Chacun à leur façon, les deux personnages ont nécessité une intense préparation physique. « S’entraîner pour Wolverine était douloureux et ennuyeux, mais danser c’est fun », sourit Jackman, « Gene Kelly exigeait huit semaines de répétitions, je ne suis pas Gene Kelly alors j’en ai demandé dix.
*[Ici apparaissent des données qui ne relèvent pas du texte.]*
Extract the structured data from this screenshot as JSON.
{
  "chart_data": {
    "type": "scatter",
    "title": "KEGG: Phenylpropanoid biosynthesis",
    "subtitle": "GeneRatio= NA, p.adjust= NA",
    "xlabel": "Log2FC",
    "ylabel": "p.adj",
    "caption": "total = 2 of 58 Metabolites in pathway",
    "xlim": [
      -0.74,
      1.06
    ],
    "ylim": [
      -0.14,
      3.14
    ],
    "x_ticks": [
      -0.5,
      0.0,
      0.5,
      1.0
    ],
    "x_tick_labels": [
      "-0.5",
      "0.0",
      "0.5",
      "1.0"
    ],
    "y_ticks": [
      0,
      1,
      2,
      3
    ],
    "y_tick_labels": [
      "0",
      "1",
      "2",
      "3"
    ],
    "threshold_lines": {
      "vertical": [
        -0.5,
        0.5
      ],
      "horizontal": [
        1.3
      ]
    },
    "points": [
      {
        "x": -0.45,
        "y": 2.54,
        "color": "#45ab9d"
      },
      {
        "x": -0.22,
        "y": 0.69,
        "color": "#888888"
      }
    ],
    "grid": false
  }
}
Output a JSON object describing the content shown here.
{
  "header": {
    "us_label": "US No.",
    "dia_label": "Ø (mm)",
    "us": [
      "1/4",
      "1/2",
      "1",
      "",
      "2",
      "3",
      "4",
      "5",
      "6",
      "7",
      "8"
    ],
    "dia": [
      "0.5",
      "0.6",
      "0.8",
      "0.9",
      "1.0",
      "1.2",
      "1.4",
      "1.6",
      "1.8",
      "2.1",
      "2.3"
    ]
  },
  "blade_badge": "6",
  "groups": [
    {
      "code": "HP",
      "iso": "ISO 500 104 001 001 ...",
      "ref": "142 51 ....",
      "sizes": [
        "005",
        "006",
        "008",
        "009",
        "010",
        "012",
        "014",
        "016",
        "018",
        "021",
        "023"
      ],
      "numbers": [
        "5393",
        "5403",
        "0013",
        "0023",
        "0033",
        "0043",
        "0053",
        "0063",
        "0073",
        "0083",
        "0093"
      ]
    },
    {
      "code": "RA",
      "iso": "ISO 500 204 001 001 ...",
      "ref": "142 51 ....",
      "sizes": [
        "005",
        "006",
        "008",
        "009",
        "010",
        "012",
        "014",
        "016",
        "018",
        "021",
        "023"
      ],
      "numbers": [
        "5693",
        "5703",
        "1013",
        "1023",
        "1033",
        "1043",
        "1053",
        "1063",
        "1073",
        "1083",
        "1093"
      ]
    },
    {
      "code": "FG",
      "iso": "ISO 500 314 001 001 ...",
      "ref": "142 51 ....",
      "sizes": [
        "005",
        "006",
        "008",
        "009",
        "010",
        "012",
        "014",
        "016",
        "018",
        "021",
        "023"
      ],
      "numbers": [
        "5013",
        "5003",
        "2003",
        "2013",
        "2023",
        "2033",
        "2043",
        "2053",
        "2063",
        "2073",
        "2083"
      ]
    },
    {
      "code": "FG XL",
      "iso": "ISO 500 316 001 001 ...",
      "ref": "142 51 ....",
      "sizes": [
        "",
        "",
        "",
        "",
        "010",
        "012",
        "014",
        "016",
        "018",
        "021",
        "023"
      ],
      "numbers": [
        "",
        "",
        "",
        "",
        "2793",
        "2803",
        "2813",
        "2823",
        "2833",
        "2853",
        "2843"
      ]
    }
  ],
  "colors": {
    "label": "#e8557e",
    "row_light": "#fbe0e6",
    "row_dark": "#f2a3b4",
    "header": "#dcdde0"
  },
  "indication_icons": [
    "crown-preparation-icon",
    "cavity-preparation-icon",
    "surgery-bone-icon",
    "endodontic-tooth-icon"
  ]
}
Le plus effrayant pour moi, si jamais on se loupe, c’est que je ne ferais plus jamais de musical, avec mon nom en grand sur l’affiche de The Greatest Showman, en cas d’échec, c’est fini ».
« Quand on va au cinéma, c’est pour ouvrir son cœur »
Lors de l’avant-première au Gaumont Capucines, l’acteur a rendu hommage aux exploitants de cinéma, et évoqué le rachat de la 21th Century Fox (producteur et distributeur du film) par Disney. « Il y a un vrai défi aujourd’hui, avec Netflix, le streaming, la réalité virtuelle, ce sont des obstacles plus grands qu’à l’époque l’invention de la télé, on a souvent dit que le cinéma était fini, aujourd’hui il faut donner au public des raisons d’aller au cinéma », précisait-il le lendemain matin.
« De mon point de vue, quand on va au cinéma, dans les musées, au théâtre, qu’on lit des livres, c’est pour ouvrir son cœur, on veut rire, on veut pleurer, on veut ressentir qu’on est humain, que la vie peut changer. Quand je vais au cinéma ou au théâtre, je veux d’abord être surpris et touché, si on peut faire les deux c’est parfait », estime Hugh Jackman. A la fin de « The Greatest Showman », s’affiche une fameuse phrase de Barnum : « L’art le plus noble est de rendre heureux ». « C’est ce qu’il a défendu pendant toute sa vie, alors qu’à l’époque le plaisir était associé au péché, à la damnation, la dégradation à jamais de l’Amérique. Barnum est un de ceux qui ont fait l’Amérique moderne, où votre talent, l’imagination, le travail, sont récompensés », dit l’acteur.